Even Eric Holder and fellow “civil rights” activists at the Justice Department had to admit a prosecution wouldn’t fly.  But they had another ace up their sleeves:  disparate impact.  Ferguson police, they reasoned, might not have intentionally treated blacks more harshly, but they could be found guilty of discrimination anyway because even the most race-neutral policies could be producing wide disparities in racial outcomes.  Once armed with evidence of disparities, the Justice Department could pressure the Ferguson police department to alter its practices.  This doctrine of disparate impact, established by the U.S. Supreme Court in Griggs v. Duke Power Co. (1971), effectively launched affirmative action as official policy.  It has legitimized anti-white quotas and timetables in employment, college admissions and federal contracting.  Applying it to police work as well didn’t seem too much of a stretch.  And as the Obama-era Justice Department on several occasions has forced huge financial settlements upon banks with “discriminatory” mortgage practices, it could forced major concessions from the Ferguson Police Department, and even better, establish a model for monitoring law enforcement agencies everywhere in the U.S.  By seeking equality of result rather than equality of treatment under the law, America could realize its overdue racial “healing.”  So went the argument. 

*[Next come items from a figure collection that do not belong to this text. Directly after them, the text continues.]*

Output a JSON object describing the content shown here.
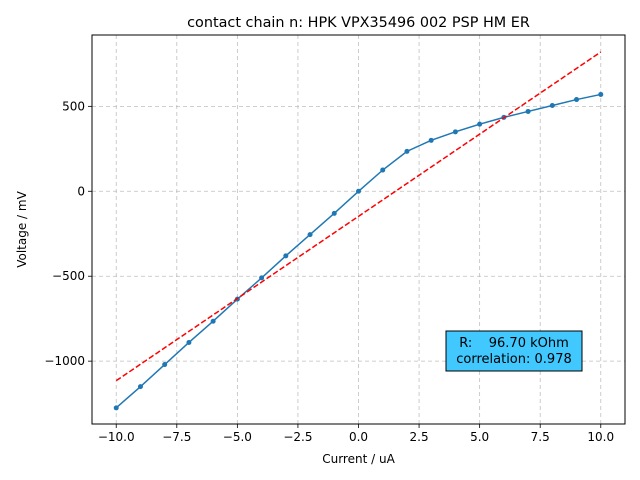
{
  "chart_data": {
    "type": "line",
    "title": "contact chain n: HPK VPX35496 002 PSP HM ER",
    "xlabel": "Current / uA",
    "ylabel": "Voltage / mV",
    "xlim": [
      -11,
      11
    ],
    "ylim": [
      -1370,
      920
    ],
    "xticks": [
      -10.0,
      -7.5,
      -5.0,
      -2.5,
      0.0,
      2.5,
      5.0,
      7.5,
      10.0
    ],
    "xtick_labels": [
      "−10.0",
      "−7.5",
      "−5.0",
      "−2.5",
      "0.0",
      "2.5",
      "5.0",
      "7.5",
      "10.0"
    ],
    "yticks": [
      -1000,
      -500,
      0,
      500
    ],
    "ytick_labels": [
      "−1000",
      "−500",
      "0",
      "500"
    ],
    "grid": true,
    "series": [
      {
        "style": "solid-with-markers",
        "color": "#1f77b4",
        "x": [
          -10,
          -9,
          -8,
          -7,
          -6,
          -5,
          -4,
          -3,
          -2,
          -1,
          0,
          1,
          2,
          3,
          4,
          5,
          6,
          7,
          8,
          9,
          10
        ],
        "y": [
          -1275,
          -1150,
          -1020,
          -890,
          -765,
          -635,
          -510,
          -380,
          -255,
          -130,
          0,
          125,
          235,
          300,
          350,
          395,
          435,
          470,
          505,
          540,
          570
        ]
      },
      {
        "style": "dashed",
        "color": "#ff0000",
        "x": [
          -10,
          10
        ],
        "y": [
          -1115,
          820
        ]
      }
    ],
    "annotation": {
      "line1": "R:    96.70 kOhm",
      "line2": "correlation: 0.978",
      "background": "#40c8ff",
      "placement": "lower-right"
    }
  }
}
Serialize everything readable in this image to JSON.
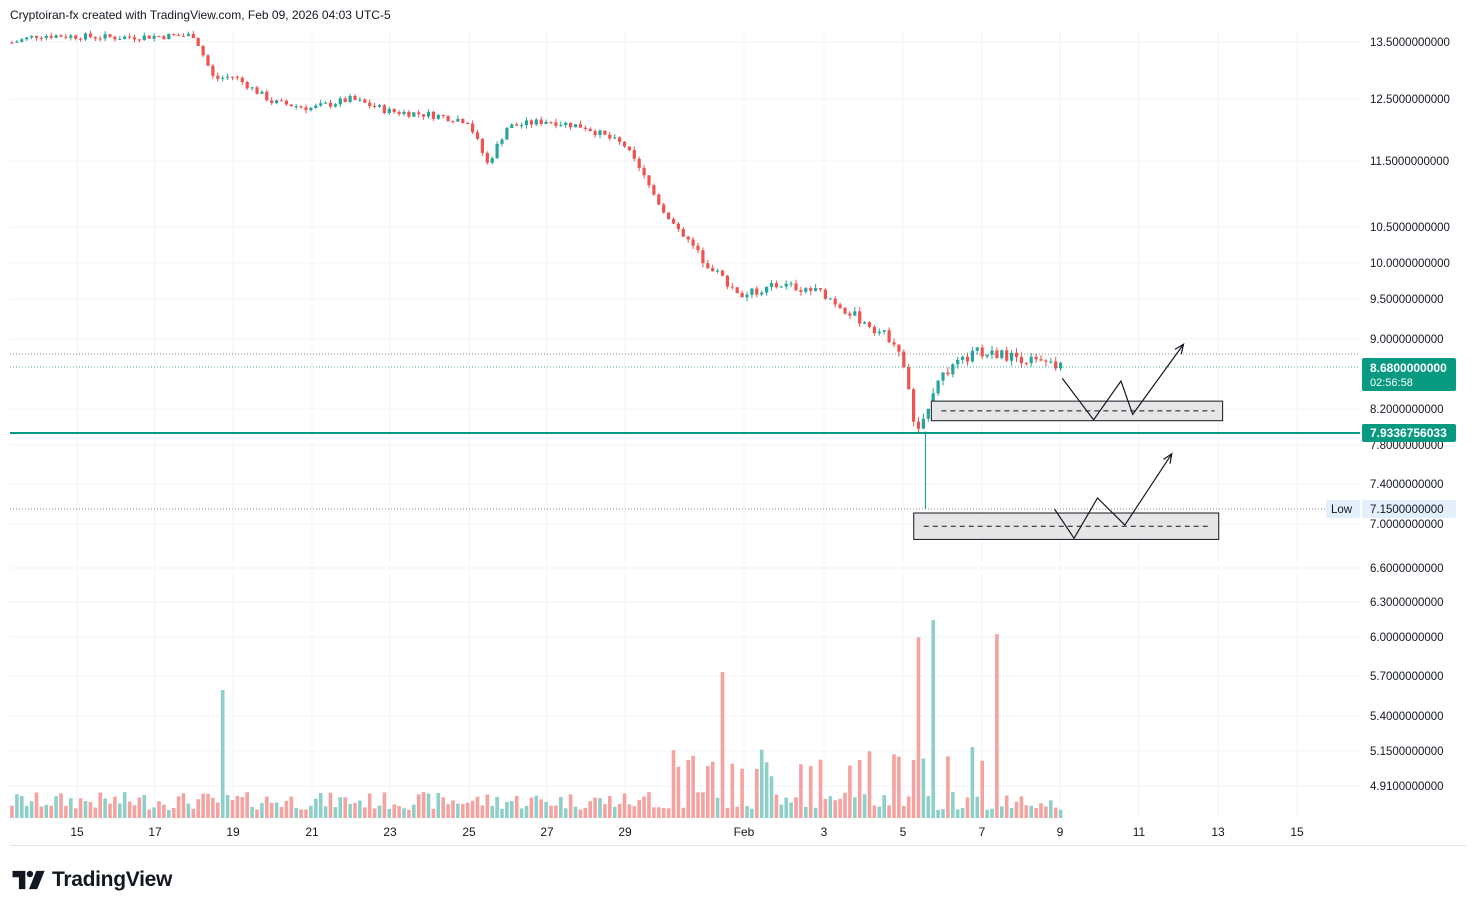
{
  "header": {
    "attribution": "Cryptoiran-fx created with TradingView.com, Feb 09, 2026 04:03 UTC-5"
  },
  "footer": {
    "brand": "TradingView"
  },
  "colors": {
    "up": "#26a69a",
    "down": "#ef5350",
    "upVol": "#8fcfc9",
    "downVol": "#f4a3a1",
    "grid": "#f0f3fa",
    "accent": "#089981",
    "lowTag": "#e3effd"
  },
  "chart_data": {
    "type": "candlestick",
    "title": "",
    "price_scale": {
      "ticks": [
        "13.5000000000",
        "12.5000000000",
        "11.5000000000",
        "10.5000000000",
        "10.0000000000",
        "9.5000000000",
        "9.0000000000",
        "8.2000000000",
        "7.8000000000",
        "7.4000000000",
        "7.0000000000",
        "6.6000000000",
        "6.3000000000",
        "6.0000000000",
        "5.7000000000",
        "5.4000000000",
        "5.1500000000",
        "4.9100000000"
      ]
    },
    "time_scale": {
      "ticks": [
        "15",
        "17",
        "19",
        "21",
        "23",
        "25",
        "27",
        "29",
        "Feb",
        "3",
        "5",
        "7",
        "9",
        "11",
        "13",
        "15"
      ]
    },
    "price_tags": {
      "last_price": "8.6800000000",
      "countdown": "02:56:58",
      "horizontal_line": "7.9336756033",
      "low_label": "Low",
      "low_value": "7.1500000000"
    },
    "price_path": [
      [
        "Jan 13",
        13.42
      ],
      [
        "Jan 14",
        13.62
      ],
      [
        "Jan 15",
        13.6
      ],
      [
        "Jan 16",
        13.58
      ],
      [
        "Jan 17",
        13.6
      ],
      [
        "Jan 18",
        13.62
      ],
      [
        "Jan 18.5",
        12.85
      ],
      [
        "Jan 19",
        12.9
      ],
      [
        "Jan 20",
        12.45
      ],
      [
        "Jan 21",
        12.35
      ],
      [
        "Jan 22",
        12.5
      ],
      [
        "Jan 23",
        12.3
      ],
      [
        "Jan 24",
        12.25
      ],
      [
        "Jan 25",
        12.15
      ],
      [
        "Jan 25.5",
        11.45
      ],
      [
        "Jan 26",
        12.05
      ],
      [
        "Jan 27",
        12.15
      ],
      [
        "Jan 28",
        12.05
      ],
      [
        "Jan 29",
        11.75
      ],
      [
        "Jan 30",
        10.75
      ],
      [
        "Jan 31",
        10.05
      ],
      [
        "Feb 1",
        9.55
      ],
      [
        "Feb 2",
        9.7
      ],
      [
        "Feb 3",
        9.6
      ],
      [
        "Feb 4",
        9.25
      ],
      [
        "Feb 5",
        8.95
      ],
      [
        "Feb 5.5",
        7.9
      ],
      [
        "Feb 6",
        8.55
      ],
      [
        "Feb 7",
        8.85
      ],
      [
        "Feb 8",
        8.8
      ],
      [
        "Feb 9",
        8.68
      ]
    ],
    "volume_note": "volume bars shown beneath price candles",
    "projections": [
      {
        "zone": [
          8.07,
          8.29
        ],
        "path": [
          [
            8.55,
            "Feb 9.2"
          ],
          [
            8.08,
            "Feb 10"
          ],
          [
            8.52,
            "Feb 10.7"
          ],
          [
            8.14,
            "Feb 11"
          ],
          [
            8.94,
            "Feb 12.3"
          ]
        ]
      },
      {
        "zone": [
          6.86,
          7.11
        ],
        "path": [
          [
            7.15,
            "Feb 9"
          ],
          [
            6.87,
            "Feb 9.5"
          ],
          [
            7.26,
            "Feb 10.1"
          ],
          [
            6.99,
            "Feb 10.8"
          ],
          [
            7.71,
            "Feb 12"
          ]
        ]
      }
    ]
  }
}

Hoping to find that elusive smoking gun, the Department of Justice’s Civil Rights Division initiated a study of recent Ferguson police and court records.  The discovery process was separate from the DOJ civil rights investigation of Officer Wilson.  On March 4, the same date as the announcement of no indictment against Wilson, the department released its Ferguson police study.  The report states:  “Data collected by the Ferguson Police Department from 2012 to 2014 shows that African-Americans account for 85 percent of vehicle stops, 90 percent of citations, and 93 percent of arrests made by FPD officers, despite comprising only 67 percent of Ferguson’s population.”